An increase in import duties, if implemented, would be the second such adjustment within six months. Industry analysts suggest that higher tariffs could lead to a rise in local vegetable oil and oilseed prices while potentially reducing India’s reliance on imports of palm oil, soybean oil, and sunflower oil.
In September 2024, India imposed a 20% basic customs duty on both crude and refined vegetable oils, raising the total import duty on crude palm oil, crude soybean oil, and crude sunflower oil from 5.5% to 27.5%. The duty on refined versions of these oils increased to 35.75%. However, despite these measures, soybean prices have continued to trade over 10% below the government-mandated minimum support price (MSP), leading to renewed discussions on potential tariff revisions.
A government official, speaking on condition of anonymity, stated that lower oilseed prices justify a potential increase in import duties on edible oils. However, the exact percentage of the proposed increase has not been disclosed.

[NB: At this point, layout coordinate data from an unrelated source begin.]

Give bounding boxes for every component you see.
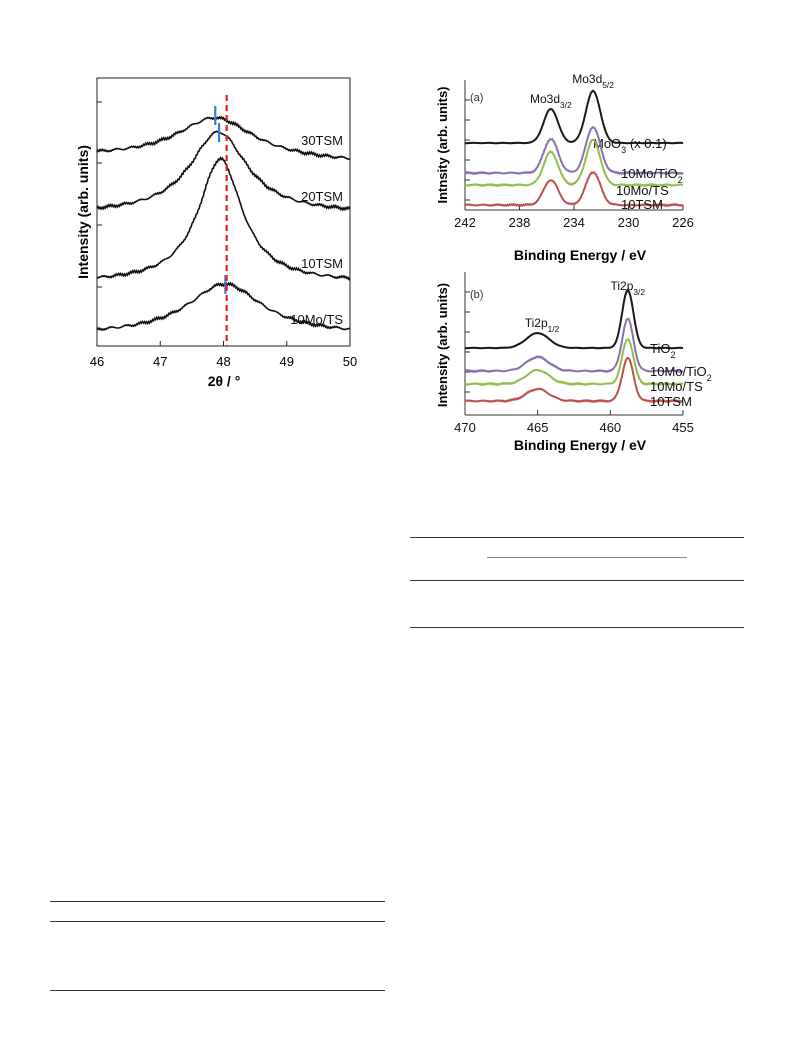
xps_ti-series-line [464,317,684,374]
xps_mo-x-tick-label: 230 [618,215,640,230]
xps_mo-series-line [464,89,684,145]
xps-ti-x-axis-label: Binding Energy / eV [514,437,647,453]
xrd-x-tick-label: 46 [90,354,104,369]
xps_ti-peak-label: Ti2p3/2 [610,279,645,297]
xrd-x-tick-label: 49 [280,354,294,369]
xps_mo-series-label: 10Mo/TiO2 [621,166,683,185]
xrd-series-line [96,115,350,160]
xps-mo-y-axis-label: Intnsity (arb. units) [435,87,450,204]
xps_ti-series-label: 10Mo/TS [650,379,703,394]
xps_ti-series-label: TiO2 [650,341,676,360]
xps_mo-series-label: 10TSM [621,197,663,212]
xps_ti-x-tick-label: 460 [599,420,621,435]
xps_mo-x-tick-label: 238 [509,215,531,230]
xps_ti-series-label: 10Mo/TiO2 [650,364,712,383]
xrd-x-tick-label: 50 [343,354,357,369]
xps-mo-panel-label: (a) [470,92,483,104]
xps_ti-series-line [464,288,684,350]
xps_ti-series-line [464,356,684,404]
xps_mo-x-tick-label: 234 [563,215,585,230]
xps_mo-peak-label: Mo3d5/2 [572,72,614,90]
xps_mo-series-line [464,138,683,188]
xrd-x-tick-label: 47 [153,354,167,369]
table-bottom-rule-right [410,627,744,628]
xps_ti-x-tick-label: 455 [672,420,694,435]
xrd-series-label: 10TSM [301,256,343,271]
xps_mo-series-line [464,125,684,176]
xps_mo-series-label: 10Mo/TS [616,183,669,198]
xrd-series-line [96,281,351,332]
table-mid-rule-left [50,921,385,922]
xrd-y-axis-label: Intensity (arb. units) [75,145,91,279]
xps-mo-x-axis-label: Binding Energy / eV [514,247,647,263]
table-mid-rule-right [410,580,744,581]
table-header-underline-right [487,557,687,558]
xrd-series-label: 10Mo/TS [290,312,343,327]
xps_mo-series-line [464,170,684,208]
xrd-series-label: 30TSM [301,133,343,148]
xps_mo-x-tick-label: 226 [672,215,694,230]
xps_ti-x-tick-label: 470 [454,420,476,435]
xrd-series-line [96,156,351,281]
xps_ti-x-tick-label: 465 [527,420,549,435]
table-bottom-rule-left [50,990,385,991]
xps_mo-peak-label: Mo3d3/2 [530,92,572,110]
xrd-series-label: 20TSM [301,189,343,204]
xrd-x-tick-label: 48 [216,354,230,369]
xrd-x-axis-label: 2θ / ° [208,373,241,389]
table-top-rule-right [410,537,744,538]
xrd-series-line [96,130,351,212]
xps_ti-series-line [464,338,683,387]
xps_mo-x-tick-label: 242 [454,215,476,230]
xps_ti-series-label: 10TSM [650,394,692,409]
table-top-rule-left [50,901,385,902]
xps-ti-panel-label: (b) [470,289,483,301]
xps_ti-peak-label: Ti2p1/2 [525,316,560,334]
xps-ti-y-axis-label: Intensity (arb. units) [435,283,450,407]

Industry representatives have expressed concerns about the impact of declining oilseed prices on farmers. BV Mehta, executive director of the Solvent Extractors’ Association of India (SEA), emphasized the need to support domestic producers to sustain interest in oilseed cultivation.
In anticipation of potential policy changes, Indian refiners have reportedly canceled orders for approximately 100,000 tonnes of crude palm oil originally scheduled for delivery between March and June. India, which imports nearly two-thirds of its vegetable oil requirements, sources palm oil mainly from Indonesia, Malaysia, and Thailand, while soybean oil and sunflower oil are imported from Argentina, Brazil, Russia, and Ukraine.

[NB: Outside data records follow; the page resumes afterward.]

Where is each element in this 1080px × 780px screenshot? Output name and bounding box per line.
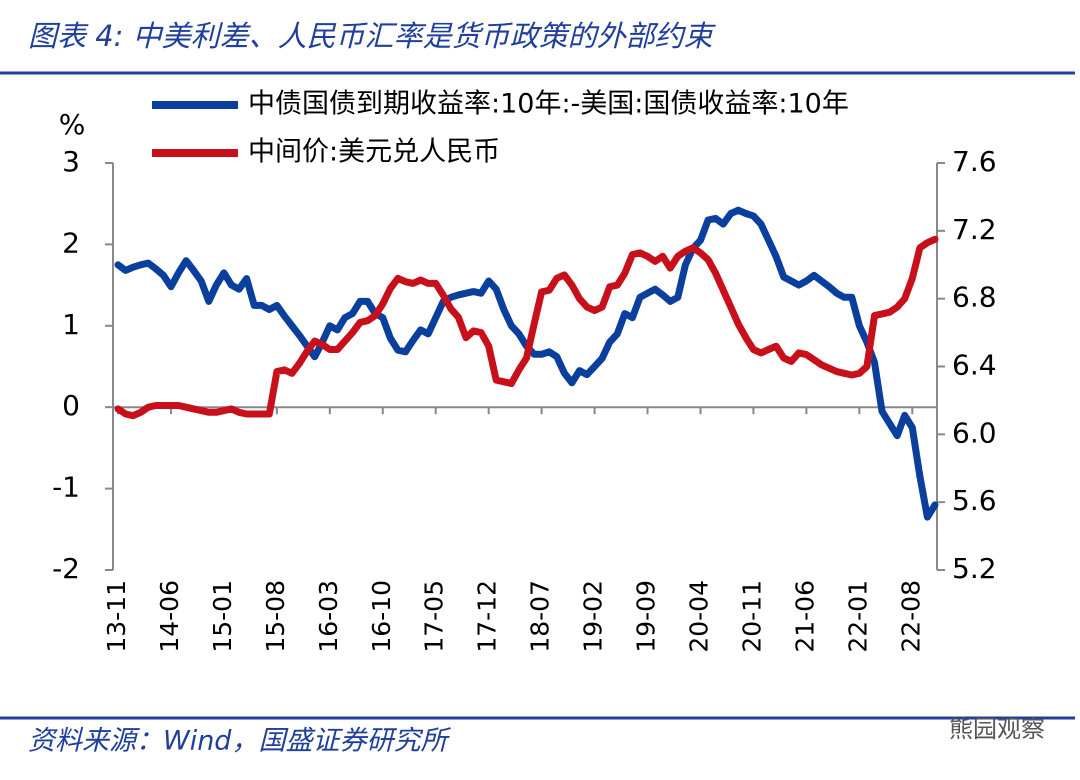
y-tick-label: 1: [62, 308, 80, 341]
x-tick-label: 18-07: [526, 580, 555, 653]
watermark: 熊园观察: [949, 715, 1045, 743]
x-tick-label: 17-12: [473, 580, 502, 653]
legend-label: 中债国债到期收益率:10年:-美国:国债收益率:10年: [248, 89, 849, 120]
x-tick-label: 14-06: [155, 580, 184, 653]
chart-title: 图表 4: 中美利差、人民币汇率是货币政策的外部约束: [28, 19, 717, 53]
y2-tick-label: 6.4: [952, 349, 997, 382]
y2-tick-label: 7.2: [952, 213, 997, 246]
x-tick-label: 13-11: [102, 580, 131, 653]
x-tick-label: 22-01: [843, 580, 872, 653]
y-tick-label: 2: [62, 226, 80, 259]
y-tick-label: 3: [62, 145, 80, 178]
legend-label: 中间价:美元兑人民币: [248, 137, 500, 168]
y2-tick-label: 6.8: [952, 281, 997, 314]
y2-tick-label: 6.0: [952, 416, 997, 449]
y-axis-label: %: [59, 108, 86, 141]
x-tick-label: 19-09: [632, 580, 661, 653]
x-tick-label: 21-06: [790, 580, 819, 653]
y-tick-label: -1: [52, 471, 80, 504]
x-tick-label: 20-11: [737, 580, 766, 653]
x-tick-label: 15-01: [208, 580, 237, 653]
x-tick-label: 16-03: [314, 580, 343, 653]
y2-tick-label: 5.6: [952, 484, 997, 517]
x-tick-label: 19-02: [579, 580, 608, 653]
x-tick-label: 16-10: [367, 580, 396, 653]
y-tick-label: 0: [62, 389, 80, 422]
source: 资料来源：Wind，国盛证券研究所: [28, 726, 451, 757]
y2-tick-label: 7.6: [952, 145, 997, 178]
series-line: [114, 235, 939, 420]
x-tick-label: 22-08: [896, 580, 925, 653]
y2-tick-label: 5.2: [952, 552, 997, 585]
x-tick-label: 20-04: [684, 580, 713, 653]
x-tick-label: 17-05: [420, 580, 449, 653]
x-tick-label: 15-08: [261, 580, 290, 653]
y-tick-label: -2: [52, 552, 80, 585]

Amid these developments, the U.S. Department of Agriculture (USDA) has revised its forecast for India’s rapeseed production in 2024/25. According to the USDA’s Foreign Agricultural Service (FAS) report, rapeseed production is estimated at 11.7 million tonnes, down from 12.3 million tonnes the previous year. The decrease is attributed to a shift in cropping patterns favoring more profitable crops and a reduction in the planted area from 9.3 million hectares to 8.9 million hectares.
Despite the projected 5% decline in rapeseed production, yields have remained stable at 1.3 million tonnes per hectare due to favorable weather conditions, improved soil moisture, and efficient fertilizer use. The USDA maintains its forecast for rapeseed crushing at 10.5 million tonnes, citing stable demand.
Rapeseed oil production has been revised downward to 4 million tonnes, a 5% decrease from previous projections, due to lower oilseed availability. However, favorable weather conditions during key growth stages are expected to help maintain oil content and extraction rates.
Consumption of rapeseed oil remains steady at 4 million tonnes, compared to an initial estimate of 4.1 million tonnes. While rapeseed oil remains a preferred cooking oil in rural areas due to its strong flavor and traditional use, urban consumers are increasingly opting for alternatives such as sunflower and refined oils.
The USDA has also adjusted its forecast for India’s rapeseed oil ending stock, reducing it from an initial estimate of 490,000 tonnes to 358,000 tonnes. The revision reflects lower rapeseed production and continued demand for edible oils in the country.